Today I am delighted to finally be sharing my review for The Engineer by Darran M. Handshaw, which the author reached out to me about reviewing earlier this year (and I am sorry it’s taken me so long). This was a book that intrigued me with it’s premise and cover, and didn’t disappoint and I absolutely loved this book and its world building is topnotch.
Disclaimer – I received an e-arc in exchange for an honest review
“We are born in the shadow of fading memories and fallen dreams, living our days within the decaying bones of an age long gone.”
When the Engineer, Actaeon, arrives at Pyramid in the heart of Redemption, nothing goes according to plan. Mysterious raiders pursue him relentlessly across the shattered remains of the ancient metropolis, and the leaders of his homeland pay no heed to his ambitious ideas. Meanwhile, deep beneath Pyramid, a deadly creature stirs. And, when Actaeon meets a skilled young Knight Arbiter with brilliant blue eyes, he starts down a path he could never have imagined.

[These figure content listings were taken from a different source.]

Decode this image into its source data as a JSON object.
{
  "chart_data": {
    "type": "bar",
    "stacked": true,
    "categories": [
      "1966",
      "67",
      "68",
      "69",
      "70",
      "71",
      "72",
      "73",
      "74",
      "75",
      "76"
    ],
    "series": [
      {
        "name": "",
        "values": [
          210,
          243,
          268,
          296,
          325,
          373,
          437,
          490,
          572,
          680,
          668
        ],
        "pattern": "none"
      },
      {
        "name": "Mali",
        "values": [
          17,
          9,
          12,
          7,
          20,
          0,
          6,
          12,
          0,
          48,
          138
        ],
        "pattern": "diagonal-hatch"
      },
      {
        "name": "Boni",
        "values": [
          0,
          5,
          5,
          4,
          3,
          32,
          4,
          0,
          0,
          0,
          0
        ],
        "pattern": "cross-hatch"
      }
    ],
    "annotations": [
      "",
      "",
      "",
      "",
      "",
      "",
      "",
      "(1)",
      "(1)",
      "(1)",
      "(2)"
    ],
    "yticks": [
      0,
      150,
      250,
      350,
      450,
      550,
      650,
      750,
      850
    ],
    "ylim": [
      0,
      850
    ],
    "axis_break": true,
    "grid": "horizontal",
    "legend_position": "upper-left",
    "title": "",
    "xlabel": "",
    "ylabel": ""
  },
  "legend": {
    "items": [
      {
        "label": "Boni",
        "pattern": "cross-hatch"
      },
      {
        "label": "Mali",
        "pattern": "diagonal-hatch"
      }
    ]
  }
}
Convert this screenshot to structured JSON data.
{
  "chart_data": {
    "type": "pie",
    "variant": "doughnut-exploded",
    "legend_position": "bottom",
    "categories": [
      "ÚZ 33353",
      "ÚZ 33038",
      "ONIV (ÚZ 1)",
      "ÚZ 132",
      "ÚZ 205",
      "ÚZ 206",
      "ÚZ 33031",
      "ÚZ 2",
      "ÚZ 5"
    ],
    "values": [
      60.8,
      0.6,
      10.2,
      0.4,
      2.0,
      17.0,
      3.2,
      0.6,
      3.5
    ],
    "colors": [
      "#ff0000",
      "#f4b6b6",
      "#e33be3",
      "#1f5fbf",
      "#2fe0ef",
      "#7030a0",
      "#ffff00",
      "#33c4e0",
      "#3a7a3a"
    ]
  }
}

The vast, fallen city of the Ancients is home to a new people who face the constant struggle to find resources needed to survive in the dangerous ruins. For the Engineer, however, Redemption is a treasure trove of technology, opportunity, and answers. But his unique skills make him a target for those who would use his talents to achieve their own dreams of power and control.
In his endless quest for the truth, will Actaeon discover the fallen city’s greatest secrets? Or will he share the same fate as the Ancients of whom nothing remains but a whisper?
One thing is certain: in Redemption, everything comes with a cost.
For me, the standout aspect of The Engineer has to be its worldbuilding. I’ve sometimes found that to be a somewhat weaker aspect in books inspired by or based on RPG’s, but that is certainly not the case here, as Handshaw has done a fantastic job of taking that original world and the elements of an RPG and transforming it into something more. There was a breadth and depth to the worldbuilding, with many different elements, which meant that it was far more than just a backdrop to the action. I particularly enjoyed the fact that there was some mystery to both the current setting and its history. I always appreciate when we’re given the sense that the world has grown and changed and been shaped over time rather than having us just dropped into the present. This was a world that I wanted to spend more and more time in as the book continued, and that is the kind of worldbuilding that I love.
The characterisation was solid, each character having their own voice and motivations, and they brought a real humanity to the story. I would also love to read more with these characters, especially with some of the secondary characters. While I did find some of the character moments, especially those revolving around the romance a little slower than the rest of the book, they were integral to the book and dealt with in a believable, well-balanced manner that fitted the setting and plot. It was even better knowing that this entire book is based on how the author and his wife met and fell and love. Going into the story knowing this added a whole other dimension to the story, and Handshaw balanced that with action needed for a fantasy. I also like how the author’s own real-life knowledge and experience was infused into the character of Actaeon, and it was fascinating to read a story with an Engineer as the main character, especially with that added dimension of technical knowledge.
The story was just as well-developed as the characters and worldbuilding and brought the other two dimensions together into a well-polished book that pulls you in from start to finish, balancing action with character development. It was an engaging read that still managed to catch me by surprise as I hadn’t seen the conclusion coming, and yet was satisfied by, although I certainly hope to read more in this world. I think my only gripe was the dialogue felt a little stilted in places, but compared to everything else that was a very minor complaint, and certainly didn’t affect the flow of the story.
The Engineer was a fun, engaging read that delivered across the board. It was definitely a standout for the year with its worldbuilding, and if you’re someone who wants to sink into a fantasy world and lose yourself in it, then I can’t recommend this one strongly enough.
The Engineer – Darran M. Handshaw – **** (4/5 Stars)
If you’ve read it, or read it in the future, please feel free to shout at me about this fantastic book.